Las cosas no son fáciles inicialmente para Amerigo, al que, por ser de Nápoles, le dicen en el colegio que huele a pescado. Pero el tiempo juega a su favor, la relación con Derna se hace con el tiempo más maternal y también acaba integrándose en la familia de Derna, donde el hermano de ésta le introduce en la música del violín, instrumento que le regalan con su nombre el día de su cumpleaños. Y es su valor más preciado que lleva de regreso a Nápoles, pasado unos meses, donde su madre le dice que debe empezar a trabajar de ayudante en una zapatería y una vecina le recuerda: “Niño, a tu madre nunca le han dado cariño. Por eso no sabe darlo. Pero ella te ha cuidado siempre. Pues ahora que eres mayor, debes cuidarla tú”. 

Amerigo añora su vida en Módena y la música, pero su madre ha empeñado su violín para conseguir comida. Porque su madre biológica tiene celos de la madre del norte y le oculta que aquella le ha enviado cartas y comida. Y cuando descubre esto, nuestro protagonista regresar a Módena  en busca de su madre del norte (porque para él la madre del sur ha muerto ya). Y su madre verdadera decidió no ir en su busca, pues pensó que era lo mejor para él… y Amerigo cambió su apellido de Speranza a Benvenutti. 

Y cuando Amérigo regresa de adulto a Nápoles al entierro de su madre, allí debajo de la cama encuentra su violín, que la madre desempeñó de nuevo. Un final algo inconcluso que cabe cerrar, con esa dedicatoria final: “A los niños y a las madres de todas las guerras”. Porque ese regreso de Amerigo adulto a su ciudad y su casa simula el de otra película italiana emblemática, cuando el Totó adulto regresa a su pueblo y su cine en Cinema Paradiso. Dos adultos de éxito que recuerdan con añoranza su infancia y lo que les hizo llegar a lo que son. 

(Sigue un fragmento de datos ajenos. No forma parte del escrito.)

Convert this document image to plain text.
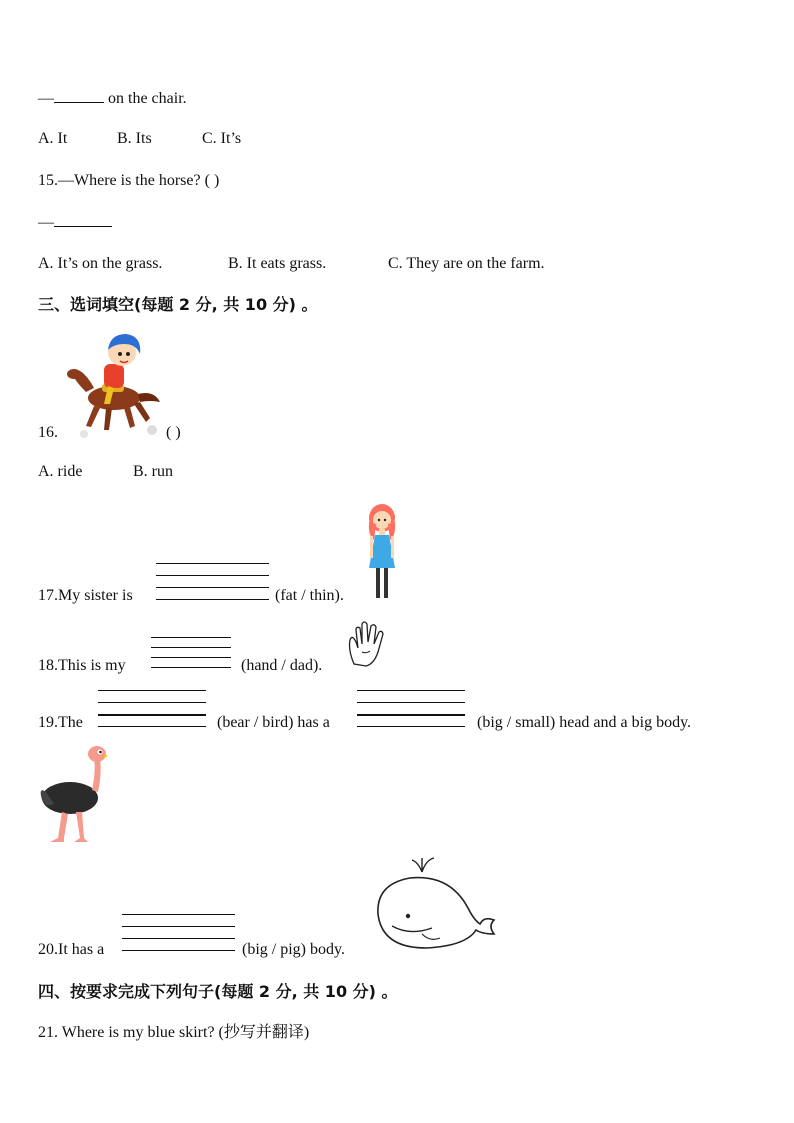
—	on the chair.
A. It	B. Its	C. It’s
15.—Where is the horse? ( )
—
A. It’s on the grass.	B. It eats grass.	C. They are on the farm.
三、选词填空(每题 2 分, 共 10 分) 。
16.	( )
A. ride	B. run
17.My sister is	(fat / thin).
18.This is my	(hand / dad).
19.The	(bear / bird) has a	(big / small) head and a big body.
20.It has a	(big / pig) body.
四、按要求完成下列句子(每题 2 分, 共 10 分) 。
21. Where is my blue skirt? (抄写并翻译)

La directora italiana Cristina Comencini nos brinda una hermosa película sobre el amor de madre enmarcada en una historia que marco cientos de infancias en plena Segunda Guerra Mundial. Una historia con tres protagonistas, Amerigo (de niño apellidado Speranza, de adulto apellidado Benvenutti), su madre biológica del sur, Antonietta, y su madre adoptiva del norte, Derna, con ese viaje de ida y vuelta, y ese violín que fue la afición y el oficio de nuestro protagonista. Una Italia de posguerra donde prima la pobreza y desigualdad, pero donde la iniciativa de los Trenes de la Felicidad son un ejemplo de solidaridad y empatía entre regiones italianas. Y esta historia nos adentra en el desarraigo de estos niños y niñas al separarse de su entorno familiar, la lucha por adaptarse a una nueva realidad y construir su propia identidad, bien mezclado con la inocencia infantil y el amor maternal, tanto el de las madres del sur como el de la madres del norte.